Queenie73 · 19/04/2016 20:01

Cabrinha you make an excellent point. My mother ended a couple of my very unsuitable relationships by being very enthusiastic, inviting them round for tea, and generally making me see that they were just really awful in contrast to her niceness.
there are few things less sexy than a man your mother likes!

GrandmaJosephine · 19/04/2016 20:03

I would back right off now that you've made your opinion clear. At 19 I was deeply in love with a very nice young man who my mother felt was totally wrong for me. She was not shy about telling me so! (I lived away).

A year later I decided she was right but stayed with him for a while longer just because her comments annoyed me so!

I realise there is another family here but unfortunately there's nothing you can do to stop it.

vichill · 19/04/2016 20:03

Having been the naive immature 19 year old in a relationship with a mildly abusive middle aged man i think a bit of intervention is needed. Some mild chipping away at the illusion she has will be useful until she events finally force things and she realises what a despicable man he is.

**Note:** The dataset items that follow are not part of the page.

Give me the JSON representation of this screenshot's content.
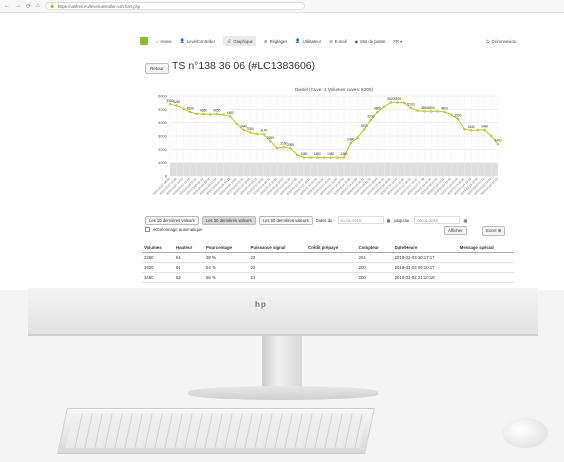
{
  "browser": {
    "url": "https://utsfres.eu/levelcontroller-v4/chart.php",
    "nav_icons": {
      "back": "←",
      "forward": "→",
      "reload": "⟳",
      "home": "⌂"
    }
  },
  "site_nav": {
    "items": [
      {
        "icon": "home-icon",
        "label": "Home"
      },
      {
        "icon": "user-icon",
        "label": "LevelController"
      },
      {
        "icon": "chart-icon",
        "label": "Graphique",
        "active": true
      },
      {
        "icon": "gear-icon",
        "label": "Réglages"
      },
      {
        "icon": "user-icon",
        "label": "Utilisateur"
      },
      {
        "icon": "mail-icon",
        "label": "E-mail"
      },
      {
        "icon": "eye-icon",
        "label": "Mot de passe"
      },
      {
        "icon": "",
        "label": "FR ▾"
      }
    ],
    "logout": "Déconnexion"
  },
  "page": {
    "back_label": "Retour",
    "title": "TS n°138 36 06 (#LC1383606)"
  },
  "chart_data": {
    "type": "line",
    "title": "Diesel (Cuve: 1 Volumes cuves: 6200)",
    "ylim": [
      0,
      6000
    ],
    "yticks": [
      0,
      1000,
      2000,
      3000,
      4000,
      5000,
      6000
    ],
    "x": [
      "2019-01-07 08:05",
      "2019-01-07 10:28",
      "2019-01-07 16:47",
      "2019-01-07 21:00",
      "2019-01-08 05:12",
      "2019-01-08 12:42",
      "2019-01-08 18:33",
      "2019-01-09 01:24",
      "2019-01-09 07:50",
      "2019-01-09 14:15",
      "2019-01-09 19:06",
      "2019-01-10 03:32",
      "2019-01-10 10:05",
      "2019-01-10 16:11",
      "2019-01-10 23:41",
      "2019-01-11 06:37",
      "2019-01-11 11:26",
      "2019-01-11 18:23",
      "2019-01-12 01:24",
      "2019-01-12 07:45",
      "2019-01-12 13:37",
      "2019-01-12 19:15",
      "2019-01-13 02:46",
      "2019-01-13 09:37",
      "2019-01-13 15:18",
      "2019-01-13 22:04",
      "2019-01-14 06:54",
      "2019-01-14 13:36",
      "2019-01-14 21:09",
      "2019-01-15 05:22",
      "2019-01-15 11:52",
      "2019-01-15 18:03",
      "2019-01-16 01:14",
      "2019-01-16 08:25",
      "2019-01-16 14:36",
      "2019-01-16 21:09",
      "2019-01-17 04:52",
      "2019-01-17 10:17",
      "2019-01-17 17:38",
      "2019-01-18 00:10",
      "2019-01-18 07:25",
      "2019-01-18 13:51",
      "2019-01-18 19:40",
      "2019-01-19 03:18",
      "2019-01-19 10:26",
      "2019-01-19 16:33",
      "2019-01-19 23:58",
      "2019-01-20 07:12",
      "2019-01-20 12:49",
      "2019-01-20 19:23"
    ],
    "values": [
      5380,
      5280,
      5050,
      4800,
      4650,
      4650,
      4620,
      4650,
      4600,
      4480,
      3900,
      3440,
      3260,
      3150,
      3140,
      2600,
      2100,
      2160,
      2080,
      1580,
      1390,
      1380,
      1380,
      1390,
      1380,
      1380,
      1390,
      2480,
      2860,
      3500,
      4200,
      4800,
      5200,
      5520,
      5520,
      5480,
      5100,
      4900,
      4850,
      4850,
      4850,
      4800,
      4600,
      4280,
      3500,
      3420,
      3440,
      3460,
      3000,
      2400
    ],
    "data_labels": [
      {
        "i": 0,
        "text": "5380"
      },
      {
        "i": 1,
        "text": "5280"
      },
      {
        "i": 3,
        "text": "4800"
      },
      {
        "i": 5,
        "text": "4650"
      },
      {
        "i": 7,
        "text": "4650"
      },
      {
        "i": 9,
        "text": "4480"
      },
      {
        "i": 11,
        "text": "3440"
      },
      {
        "i": 12,
        "text": "3260"
      },
      {
        "i": 14,
        "text": "3140"
      },
      {
        "i": 15,
        "text": "2600"
      },
      {
        "i": 17,
        "text": "2160"
      },
      {
        "i": 18,
        "text": "2080"
      },
      {
        "i": 20,
        "text": "1380"
      },
      {
        "i": 22,
        "text": "1380"
      },
      {
        "i": 24,
        "text": "1380"
      },
      {
        "i": 26,
        "text": "1380"
      },
      {
        "i": 27,
        "text": "2480"
      },
      {
        "i": 29,
        "text": "3500"
      },
      {
        "i": 30,
        "text": "4200"
      },
      {
        "i": 31,
        "text": "4800"
      },
      {
        "i": 33,
        "text": "5520"
      },
      {
        "i": 34,
        "text": "5520"
      },
      {
        "i": 36,
        "text": "5100"
      },
      {
        "i": 38,
        "text": "4850"
      },
      {
        "i": 39,
        "text": "4850"
      },
      {
        "i": 41,
        "text": "4800"
      },
      {
        "i": 43,
        "text": "3500"
      },
      {
        "i": 45,
        "text": "3440"
      },
      {
        "i": 47,
        "text": "3460"
      },
      {
        "i": 49,
        "text": "2400"
      }
    ],
    "line_color": "#b4cc18",
    "marker_color": "#c8d64a",
    "grid": true,
    "legend": "none"
  },
  "controls": {
    "btn10": "Les 10 dernières valeurs",
    "btn30": "Les 30 dernières valeurs",
    "btn60": "Les 60 dernières valeurs",
    "dates_label": "Dates du :",
    "date_from": "01-01-2019",
    "to_label": "jusqu'au :",
    "date_to": "03-01-2019",
    "autoscale": "échelonnage automatique",
    "afficher": "Afficher",
    "excel": "Excel"
  },
  "table": {
    "headers": [
      "Volumes",
      "Hauteur",
      "Pourcentage",
      "Puissance signal",
      "Crédit prépayé",
      "Compteur",
      "Date/Heure",
      "Message spécial"
    ],
    "rows": [
      [
        "2260",
        "61",
        "38 %",
        "22",
        "",
        "201",
        "2019-01-03 10:17:17",
        ""
      ],
      [
        "3400",
        "91",
        "54 %",
        "22",
        "",
        "200",
        "2019-01-03 09:10:17",
        ""
      ],
      [
        "3460",
        "62",
        "66 %",
        "21",
        "",
        "200",
        "2019-01-02 21:10:19",
        ""
      ]
    ]
  }
}
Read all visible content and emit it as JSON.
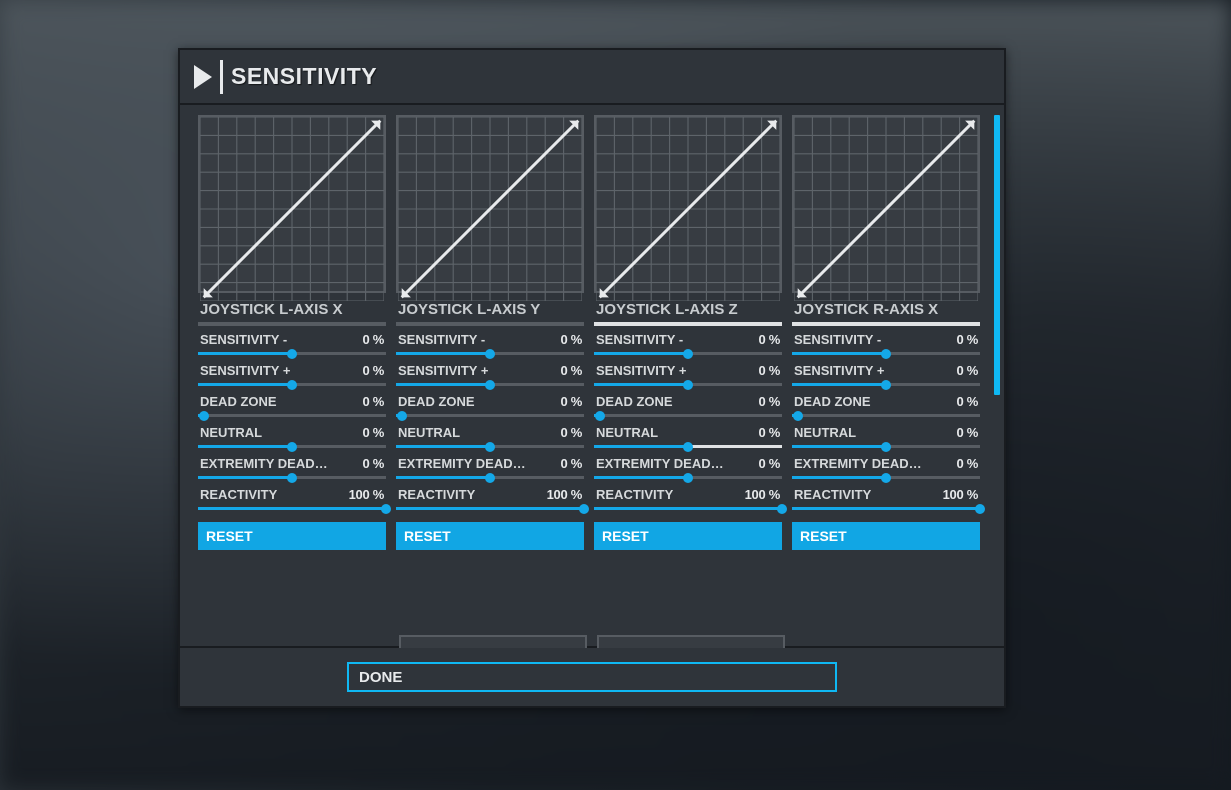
{
  "header": {
    "title": "SENSITIVITY"
  },
  "accent_color": "#11a6e4",
  "reset_label": "RESET",
  "done_label": "DONE",
  "sliders_meta": [
    {
      "key": "sens_minus",
      "label": "SENSITIVITY -"
    },
    {
      "key": "sens_plus",
      "label": "SENSITIVITY +"
    },
    {
      "key": "dead_zone",
      "label": "DEAD ZONE"
    },
    {
      "key": "neutral",
      "label": "NEUTRAL"
    },
    {
      "key": "ext_dead",
      "label": "EXTREMITY DEAD…"
    },
    {
      "key": "reactivity",
      "label": "REACTIVITY"
    }
  ],
  "panels": [
    {
      "title": "JOYSTICK L-AXIS X",
      "title_bright": false,
      "selected_slider": null,
      "values": {
        "sens_minus": {
          "val": 0,
          "fill": 50
        },
        "sens_plus": {
          "val": 0,
          "fill": 50
        },
        "dead_zone": {
          "val": 0,
          "fill": 3
        },
        "neutral": {
          "val": 0,
          "fill": 50
        },
        "ext_dead": {
          "val": 0,
          "fill": 50
        },
        "reactivity": {
          "val": 100,
          "fill": 100
        }
      }
    },
    {
      "title": "JOYSTICK L-AXIS Y",
      "title_bright": false,
      "selected_slider": null,
      "values": {
        "sens_minus": {
          "val": 0,
          "fill": 50
        },
        "sens_plus": {
          "val": 0,
          "fill": 50
        },
        "dead_zone": {
          "val": 0,
          "fill": 3
        },
        "neutral": {
          "val": 0,
          "fill": 50
        },
        "ext_dead": {
          "val": 0,
          "fill": 50
        },
        "reactivity": {
          "val": 100,
          "fill": 100
        }
      }
    },
    {
      "title": "JOYSTICK L-AXIS Z",
      "title_bright": true,
      "selected_slider": "neutral",
      "values": {
        "sens_minus": {
          "val": 0,
          "fill": 50
        },
        "sens_plus": {
          "val": 0,
          "fill": 50
        },
        "dead_zone": {
          "val": 0,
          "fill": 3
        },
        "neutral": {
          "val": 0,
          "fill": 50
        },
        "ext_dead": {
          "val": 0,
          "fill": 50
        },
        "reactivity": {
          "val": 100,
          "fill": 100
        }
      }
    },
    {
      "title": "JOYSTICK R-AXIS X",
      "title_bright": true,
      "selected_slider": null,
      "values": {
        "sens_minus": {
          "val": 0,
          "fill": 50
        },
        "sens_plus": {
          "val": 0,
          "fill": 50
        },
        "dead_zone": {
          "val": 0,
          "fill": 3
        },
        "neutral": {
          "val": 0,
          "fill": 50
        },
        "ext_dead": {
          "val": 0,
          "fill": 50
        },
        "reactivity": {
          "val": 100,
          "fill": 100
        }
      }
    }
  ],
  "chart_data": [
    {
      "type": "line",
      "title": "JOYSTICK L-AXIS X",
      "x": [
        0,
        1
      ],
      "y": [
        0,
        1
      ],
      "xlim": [
        0,
        1
      ],
      "ylim": [
        0,
        1
      ],
      "grid": true
    },
    {
      "type": "line",
      "title": "JOYSTICK L-AXIS Y",
      "x": [
        0,
        1
      ],
      "y": [
        0,
        1
      ],
      "xlim": [
        0,
        1
      ],
      "ylim": [
        0,
        1
      ],
      "grid": true
    },
    {
      "type": "line",
      "title": "JOYSTICK L-AXIS Z",
      "x": [
        0,
        1
      ],
      "y": [
        0,
        1
      ],
      "xlim": [
        0,
        1
      ],
      "ylim": [
        0,
        1
      ],
      "grid": true
    },
    {
      "type": "line",
      "title": "JOYSTICK R-AXIS X",
      "x": [
        0,
        1
      ],
      "y": [
        0,
        1
      ],
      "xlim": [
        0,
        1
      ],
      "ylim": [
        0,
        1
      ],
      "grid": true
    }
  ]
}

specialsubject · 19/04/2016 20:05

all you can do is point out the obvious;

that he is almost certainly having sex with the wife too (and there may even be more girlfriends...)
that if he can do this to his wife, he'll do it to his next wife ('marry the mistress, create a vacancy..')
that if it was 'real' he would pause the relationship until he and his wife have separated.

make sure she is doubled up on her contraception/disease prevention; and that's all you can practically do.

Maryz · 19/04/2016 20:19

This reply has been deleted

Message withdrawn at poster's request.

TaintMyBag · 19/04/2016 20:51

I think your daughter is being judged quite harshly. 19 is easily manipulated by a man old enough to be her father. Actually as he has a daughter near her age he will be very capable of it.

She is also playing at morality, she doesn't understand what it's like to be married to someone and for them to be the father of your children.

And to be fair, that's not her problem. This guy is a sleazy piece o shit. He's playing his wife and he;s playing her.

TaintMyBag · 19/04/2016 20:54

Ask her how she will enjoy playing happy families to a child not much younger than herself if his wife finds out.

SabineUndine · 19/04/2016 20:55

I think this is a mistake she has to make for herself. Start practising now, not saying 'I told you so' for when it all comes apart, which it will.